Андрей Платонов - Сокровенный человек
Садясь в бурьян, Пухов отдавался отчету о самом себе и растекался в отвлеченных мыслях, не имеющих никакого отношения к его квалификации и социальному происхождению.
Вспоминая усопшую жену, Пухов горевал о ней. Об этом он никогда никому не сообщал, поэтому все действительно думали, что Пухов корявый человек и вареную колбасу на гробе резал. Так оно и было, но Пухов делал это не из похабства, а от голода. Зато потом чувствительность начинала мучить его, хотя горестное событие уже кончилось. Конечно, Пухов принимал во внимание силу мировых законов вещества и даже в смерти жены увидел справедливость и примерную искренность. Его вполне радовала такая слаженность и гордая откровенность природы — и доставляла сознанию большое удивление. Но сердце его иногда тревожилось и трепетало от гибели родственного человека и хотело жаловаться всей круговой поруке людей на общую беззащитность. В эти минуты Пухов чувствовал свое отличие от природы и горевал, уткнувшись лицом в нагретую своим дыханьем землю, смачивая ее редкими неохотными каплями слез.
Все это было истинным, потому что нигде человеку конца не найдешь и масштабной карты души его составить нельзя.
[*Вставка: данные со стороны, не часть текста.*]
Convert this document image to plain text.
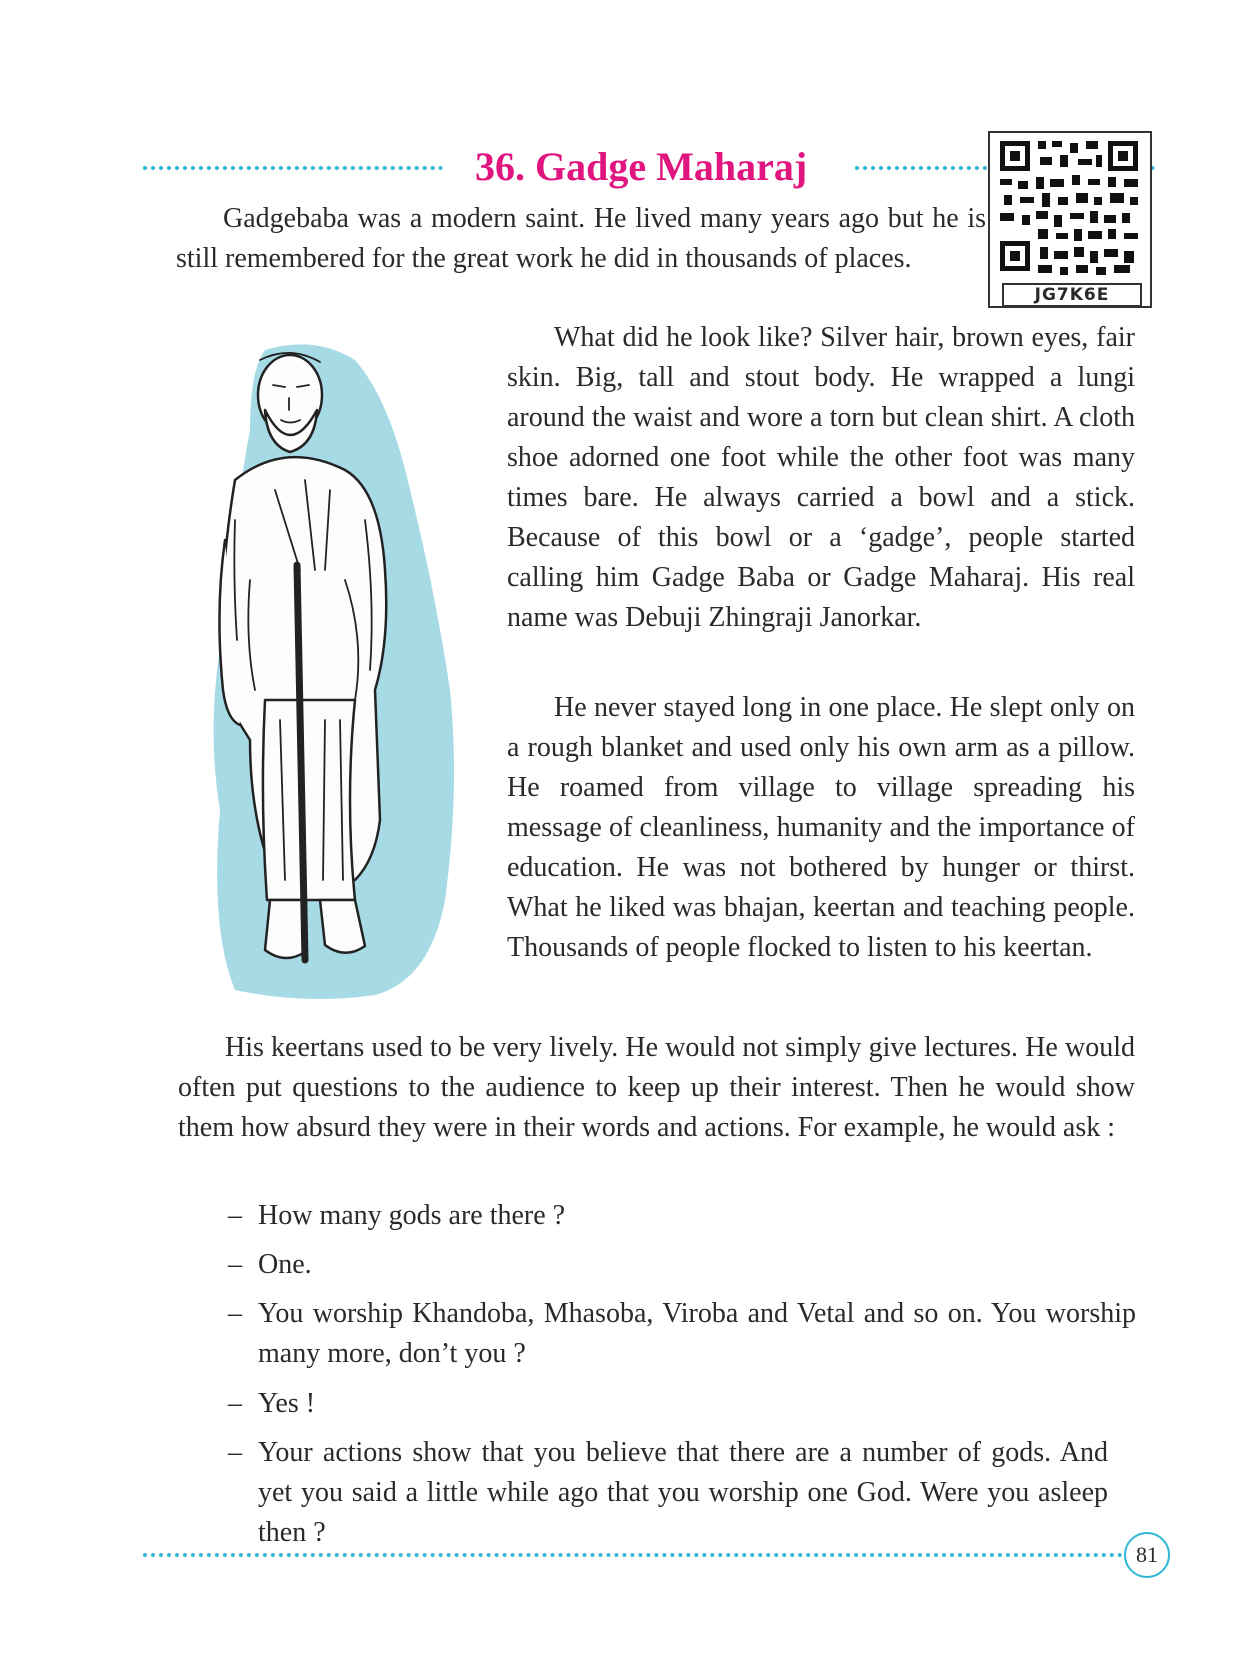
36. Gadge Maharaj
JG7K6E

Gadgebaba was a modern saint. He lived many years ago but he is still remembered for the great work he did in thousands of places.

What did he look like? Silver hair, brown eyes, fair skin. Big, tall and stout body. He wrapped a lungi around the waist and wore a torn but clean shirt. A cloth shoe adorned one foot while the other foot was many times bare. He always carried a bowl and a stick. Because of this bowl or a ‘gadge’, people started calling him Gadge Baba or Gadge Maharaj. His real name was Debuji Zhingraji Janorkar.

He never stayed long in one place. He slept only on a rough blanket and used only his own arm as a pillow. He roamed from village to village spreading his message of cleanliness, humanity and the importance of education. He was not bothered by hunger or thirst. What he liked was bhajan, keertan and teaching people. Thousands of people flocked to listen to his keertan.

His keertans used to be very lively. He would not simply give lectures. He would often put questions to the audience to keep up their interest. Then he would show them how absurd they were in their words and actions. For example, he would ask :

– How many gods are there ?

– One.

– You worship Khandoba, Mhasoba, Viroba and Vetal and so on. You worship many more, don’t you ?

– Yes !

– Your actions show that you believe that there are a number of gods. And yet you said a little while ago that you worship one God. Were you asleep then ?

81
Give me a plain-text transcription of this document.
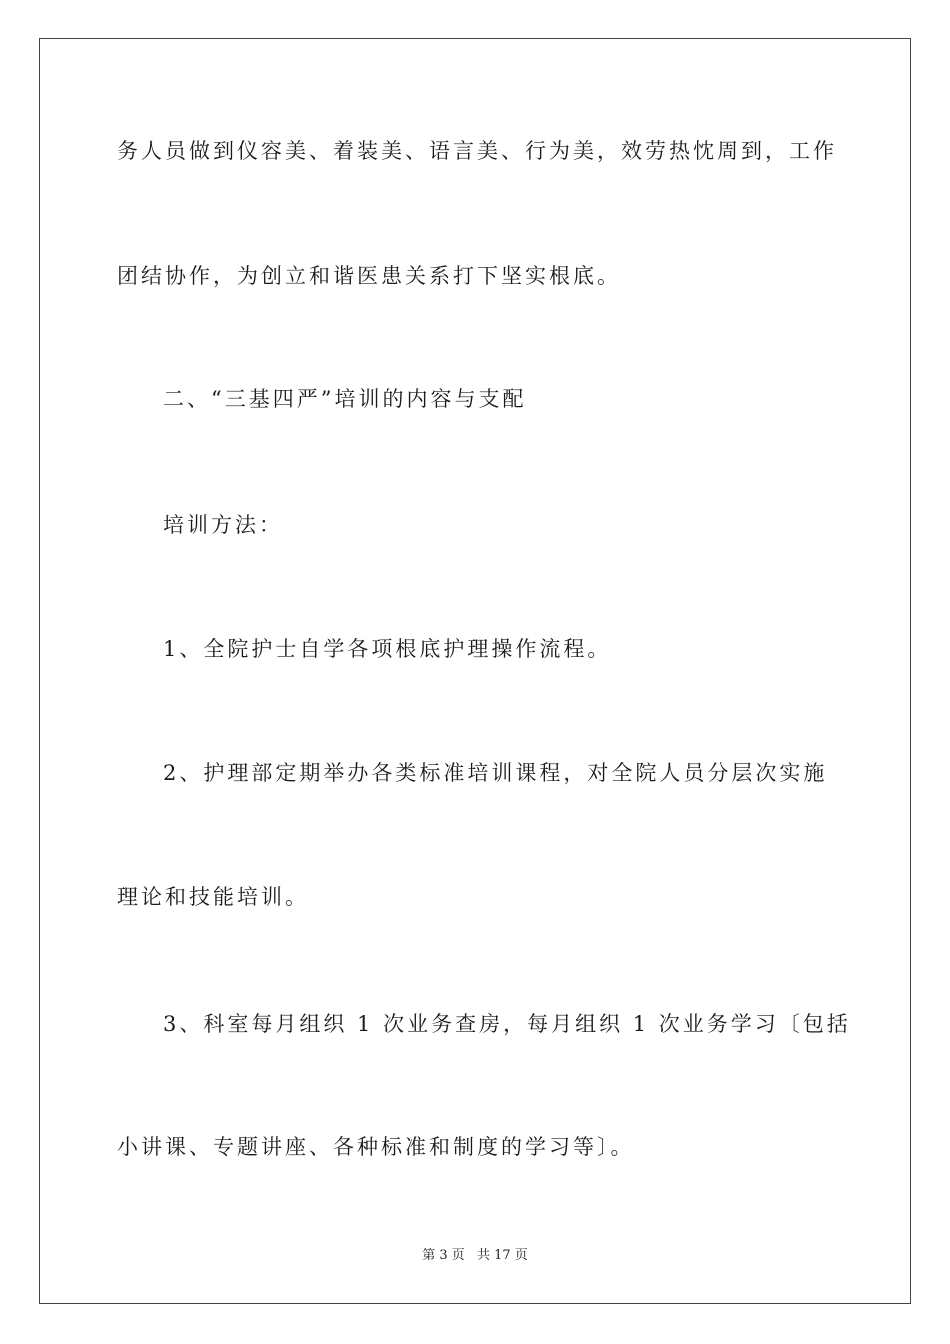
务人员做到仪容美、着装美、语言美、行为美，效劳热忱周到，工作
团结协作，为创立和谐医患关系打下坚实根底。
二、“三基四严”培训的内容与支配
培训方法：
1、全院护士自学各项根底护理操作流程。
2、护理部定期举办各类标准培训课程，对全院人员分层次实施
理论和技能培训。
3、科室每月组织 1 次业务查房，每月组织 1 次业务学习〔包括
小讲课、专题讲座、各种标准和制度的学习等〕。
第 3 页 共 17 页
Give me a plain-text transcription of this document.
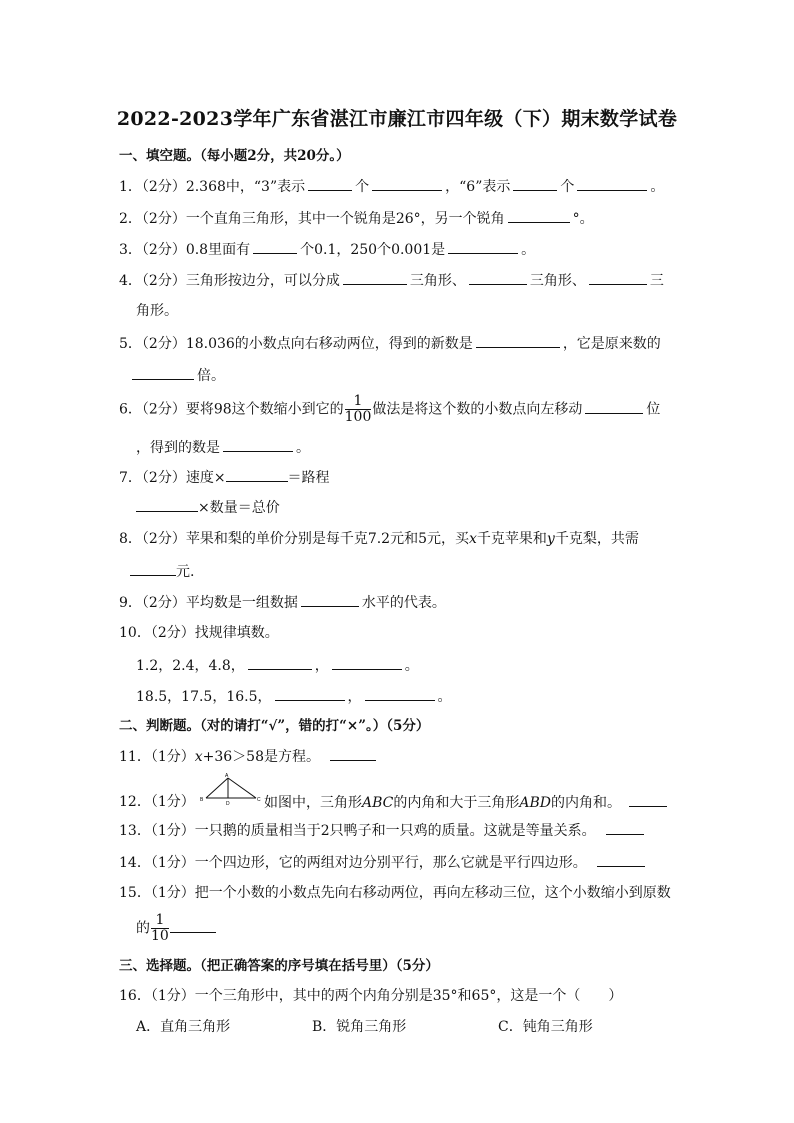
2022-2023学年广东省湛江市廉江市四年级（下）期末数学试卷
一、填空题。（每小题2分，共20分。）
1．（2分）2.368中，“3”表示	个	，“6”表示	个	。
2．（2分）一个直角三角形，其中一个锐角是26°，另一个锐角	°。
3．（2分）0.8里面有	个0.1，250个0.001是	。
4．（2分）三角形按边分，可以分成	三角形、	三角形、	三
角形。
5．（2分）18.036的小数点向右移动两位，得到的新数是	，它是原来数的
倍。
6．（2分）要将98这个数缩小到它的 $\frac{1}{100}$ 做法是将这个数的小数点向左移动	位
，得到的数是	。
7．（2分）速度×	＝路程
×数量＝总价
8．（2分）苹果和梨的单价分别是每千克7.2元和5元，买x千克苹果和y千克梨，共需
元.
9．（2分）平均数是一组数据	水平的代表。
10．（2分）找规律填数。
1.2，2.4，4.8，	，	。
18.5，17.5，16.5，	，	。
二、判断题。（对的请打“√”，错的打“×”。）（5分）
11．（1分）x+36＞58是方程。
12．（1分）
A
B
D
C 如图中，三角形ABC的内角和大于三角形ABD的内角和。
13．（1分）一只鹅的质量相当于2只鸭子和一只鸡的质量。这就是等量关系。
14．（1分）一个四边形，它的两组对边分别平行，那么它就是平行四边形。
15．（1分）把一个小数的小数点先向右移动两位，再向左移动三位，这个小数缩小到原数
的 $\frac{1}{10}$
三、选择题。（把正确答案的序号填在括号里）（5分）
16．（1分）一个三角形中，其中的两个内角分别是35°和65°，这是一个（　　）
A．直角三角形	B．锐角三角形	C．钝角三角形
В каждом человеке есть обольщение собственной жизнью, и поэтому каждый день для него — сотворение мира. Этим люди и держатся.
В такие сосредоточенные часы даже далекий Зворычный был мил и дорог Пухову, и он думал — как бы хорошо встретиться с ним и побеседовать по душам.
Пухову казалось странным, что никто на него внимания не обращал: звали только по служебному делу.
Красноармейцы понемногу отпускались из армии по домам и навсегда пропадали в дальних, глухих деревнях, унося свежесть и тайну революции. Город без них оставался дореволюционной сиротой, надевал полежалый сюртук скуки и надлежаще копался по своему хозяйству.
— Ну, ладно — ухожу и я! — решил Пухов и со злобой степного человека поглядел на дикие горы, очертенело загромоздившие пешеходную землю.
О своем уходе Пухов начальству не сказал, чтобы никого не удручать и себя не обременять.
Тронулся Пухов одиноким, как и прибыл сюда. Тоска по родному месту взяла его за живое, и он не понимал, как можно среди людей учредить Интернационал, раз родина — сердечное дело и не вся земля.
Со станции Тихорецкой поезда на Ростов не шли, а ходили в обратную сторону — на Баку.
Из Баку Пухов собирался дойти до родины — вкось по берегу Каспийского моря и по Волге, не особенно разбираясь в географии. Он думал, что на этом маршруте пшеницы больше растет, а сытно питаться любил.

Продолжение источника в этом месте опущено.